In response, Bateman, a lecturer in the School of Library and Information Science (SLIS), and Mattock, associate professor in SLIS, are developing both a curriculum that will serve the needs of current SLIS students and a nine-credit online certificate program that will train working LIS professionals in community memory practices, such as using digital tools to provide broad access to communities’ cultural heritage collections. “We view community memory archives as crucial sites for place-making and for engendering feelings of engagement and belonging,” write the scholars. “Community memory records tell important stories that should include community denizens who have been historically excluded from such archives.”
The pair is building on community-engaged work already happening on campus via the Office of Community Engagement and the Iowa Initiative for Sustainable Communities, as well as on projects that SLIS has completed in partnership with small, rural memory institutions across the state, including Washington Public Library, Marion Public Library, and Kendall Young Library (Webster City). “Rural libraries’ distance from other memory institutions often positions these libraries to be the sole inheritors and stewards of community memory records,” they note. Mattock and Bateman also plan to leverage their experiences with community-engaged projects that they’ve incorporated into their own courses.
During their Obermann residency, the pair completed an application for the Laura Bush 21st Century Librarian Program’s Forum Grant from the Institute of Museum and Library Services. If awarded, the grant would allow them to convene experts and stakeholders, solidify and increase partnerships, report findings, and ultimately test-pilot the certificate program in community-engaged archives.

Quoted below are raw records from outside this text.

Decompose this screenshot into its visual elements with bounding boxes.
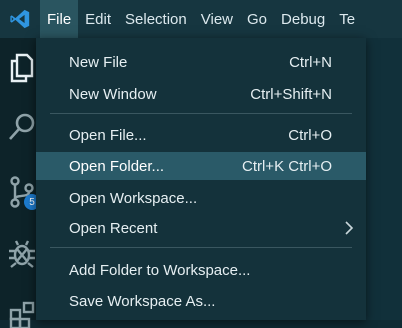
menu-item-label: Open Folder...	[69, 157, 165, 175]
menu-item-shortcut: Ctrl+K Ctrl+O	[241, 157, 332, 175]
menu-item-open-recent[interactable]: Open Recent	[36, 215, 366, 241]
menu-item-shortcut: Ctrl+Shift+N	[250, 85, 332, 103]
menu-item-label: New File	[69, 53, 128, 71]
menu-item-save-workspace-as[interactable]: Save Workspace As...	[36, 288, 366, 314]
menu-separator	[50, 247, 352, 248]
menu-edit[interactable]: Edit	[78, 0, 118, 38]
menu-item-label: Save Workspace As...	[69, 292, 216, 310]
menu-bar: File Edit Selection View Go Debug Te	[0, 0, 402, 38]
menu-item-new-window[interactable]: New Window Ctrl+Shift+N	[36, 81, 366, 107]
menu-selection[interactable]: Selection	[118, 0, 194, 38]
menu-item-shortcut: Ctrl+O	[288, 126, 332, 144]
menu-item-open-folder[interactable]: Open Folder... Ctrl+K Ctrl+O	[36, 152, 366, 180]
file-menu-dropdown: New File Ctrl+N New Window Ctrl+Shift+N …	[36, 38, 366, 320]
menu-item-label: Add Folder to Workspace...	[69, 261, 251, 279]
menu-item-new-file[interactable]: New File Ctrl+N	[36, 49, 366, 75]
menu-separator	[50, 113, 352, 114]
menu-debug[interactable]: Debug	[274, 0, 332, 38]
chevron-right-icon	[344, 220, 354, 240]
menu-item-label: Open Recent	[69, 219, 158, 237]
menu-item-label: New Window	[69, 85, 157, 103]
menu-item-label: Open File...	[69, 126, 147, 144]
menu-item-label: Open Workspace...	[69, 189, 198, 207]
menu-item-add-folder-to-workspace[interactable]: Add Folder to Workspace...	[36, 257, 366, 283]
menu-terminal[interactable]: Te	[332, 0, 362, 38]
menu-view[interactable]: View	[194, 0, 240, 38]
vscode-logo-icon	[0, 0, 40, 38]
menu-file[interactable]: File	[40, 0, 79, 38]
menu-go[interactable]: Go	[240, 0, 274, 38]
menu-item-shortcut: Ctrl+N	[289, 53, 332, 71]
menu-item-open-file[interactable]: Open File... Ctrl+O	[36, 122, 366, 148]
menu-item-open-workspace[interactable]: Open Workspace...	[36, 185, 366, 211]
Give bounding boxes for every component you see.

Their hope is that, one day, the online program will be accessible to overworked library professionals at small, rural, and tribal libraries across the U.S. as well as meet those professionals’ needs for efficient, low-cost, and volunteer-driven memory practices. The UI School of Library and Information Science is a natural home for such a program, note Bateman and Mattock: it’s committed to community engagement, digital humanities, and public humanities, and it happens to be situated in a rural-library-rich region of the Midwest.